The prosecution here did not seek to present evidence of the Missouri confession or of any of the incriminating physical evidence. Rather, it proved the corpus delicti of the murder--which is clearly not tainted by the illegal conduct--and defendant's 1982 statements in California admitting the murder. Thus, the sole issue before us is whether the California statements were rendered inadmissible because of the misconduct in Missouri. We conclude they were not.

* * * *

The excess multiple-murder special circumstance and both witness-killing special circumstances are set aside, and the judgment is otherwise affirmed.

Beardslee v. Woodford, 358 F.3d 560 (9th Cir.
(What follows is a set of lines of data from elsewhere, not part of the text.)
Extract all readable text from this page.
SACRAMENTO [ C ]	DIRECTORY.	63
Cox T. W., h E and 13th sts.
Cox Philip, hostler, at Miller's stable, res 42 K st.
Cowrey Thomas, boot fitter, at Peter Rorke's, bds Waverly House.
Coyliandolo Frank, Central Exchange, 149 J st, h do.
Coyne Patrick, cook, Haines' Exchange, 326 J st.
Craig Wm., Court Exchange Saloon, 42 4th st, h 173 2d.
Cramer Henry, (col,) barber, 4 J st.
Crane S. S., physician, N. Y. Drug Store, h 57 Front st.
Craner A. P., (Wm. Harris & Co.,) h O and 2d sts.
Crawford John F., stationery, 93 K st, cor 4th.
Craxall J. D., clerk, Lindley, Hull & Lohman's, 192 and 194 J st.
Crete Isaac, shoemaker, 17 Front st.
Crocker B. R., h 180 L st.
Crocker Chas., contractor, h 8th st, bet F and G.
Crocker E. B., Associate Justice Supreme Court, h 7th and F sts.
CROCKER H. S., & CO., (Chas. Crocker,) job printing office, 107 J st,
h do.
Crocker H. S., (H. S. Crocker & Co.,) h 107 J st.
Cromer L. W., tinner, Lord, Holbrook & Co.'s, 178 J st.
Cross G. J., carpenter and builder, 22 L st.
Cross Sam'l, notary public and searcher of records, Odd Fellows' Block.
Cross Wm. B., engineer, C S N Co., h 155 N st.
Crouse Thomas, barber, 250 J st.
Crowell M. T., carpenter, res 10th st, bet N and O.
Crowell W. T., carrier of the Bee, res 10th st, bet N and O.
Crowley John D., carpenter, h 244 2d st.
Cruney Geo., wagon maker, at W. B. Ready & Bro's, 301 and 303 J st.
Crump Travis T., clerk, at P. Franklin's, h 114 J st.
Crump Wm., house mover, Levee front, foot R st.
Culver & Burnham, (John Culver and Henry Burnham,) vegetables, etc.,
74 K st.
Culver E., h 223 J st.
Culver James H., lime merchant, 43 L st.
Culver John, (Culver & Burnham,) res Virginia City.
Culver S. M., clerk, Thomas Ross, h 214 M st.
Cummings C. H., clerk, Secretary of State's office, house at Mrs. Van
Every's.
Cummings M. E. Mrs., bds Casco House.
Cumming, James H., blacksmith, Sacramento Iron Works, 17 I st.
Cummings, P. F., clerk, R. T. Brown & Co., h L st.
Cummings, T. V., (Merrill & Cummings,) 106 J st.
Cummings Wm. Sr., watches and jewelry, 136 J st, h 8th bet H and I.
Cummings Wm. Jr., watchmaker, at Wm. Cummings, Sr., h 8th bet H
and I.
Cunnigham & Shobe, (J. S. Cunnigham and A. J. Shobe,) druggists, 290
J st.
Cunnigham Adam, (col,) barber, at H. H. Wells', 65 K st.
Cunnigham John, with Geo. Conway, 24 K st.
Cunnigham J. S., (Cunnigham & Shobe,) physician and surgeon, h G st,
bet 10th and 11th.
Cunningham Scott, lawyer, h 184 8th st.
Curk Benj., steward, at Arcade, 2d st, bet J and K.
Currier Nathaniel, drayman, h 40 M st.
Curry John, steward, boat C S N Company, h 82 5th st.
January 28, 2004)

Background: Following affirmance of his state-court conviction for murder with special circumstances and death sentence, 53 Cal.3d 68, 279 Cal.Rptr. 276, 806 P.2d 1311, petitioner sought federal habeas relief. The United States District Court for the Northern District of California, Saundra B. Armstrong, J., denied petition, and petitioner appealed.

Holdings: The Court of Appeals, Thomas, Circuit Judge, held that:
(1) although level of investigation conducted by petitioner's prior counsel fell below constitutionally acceptable standards, prior counsel's failure to investigate potential mitigation strategies did not actually prejudice petitioner;
(2) court's errors in failing to specifically address jury's question concerning instructions at petitioner's trial, and telling jury that "there is and can be no explanation of the instructions," in violation of petitioner's due process rights to fair trial were harmless;
(3) court's failure to instruct jury on lesser-included, non-capital offense of manslaughter at petitioner's trial pursuant to defense theory of imperfect duress did not leave jury with all-or-nothing choice in violation of due process;
(4) evidence that none of petitioner's codefendants had received death penalty was not relevant at sentencing phase; and
(5) prosecutor impermissibly penalized petitioner for his refusal to testify by calling attention to petitioner's failure to express remorse, but such error did not warrant federal habeas relief. Affirmed.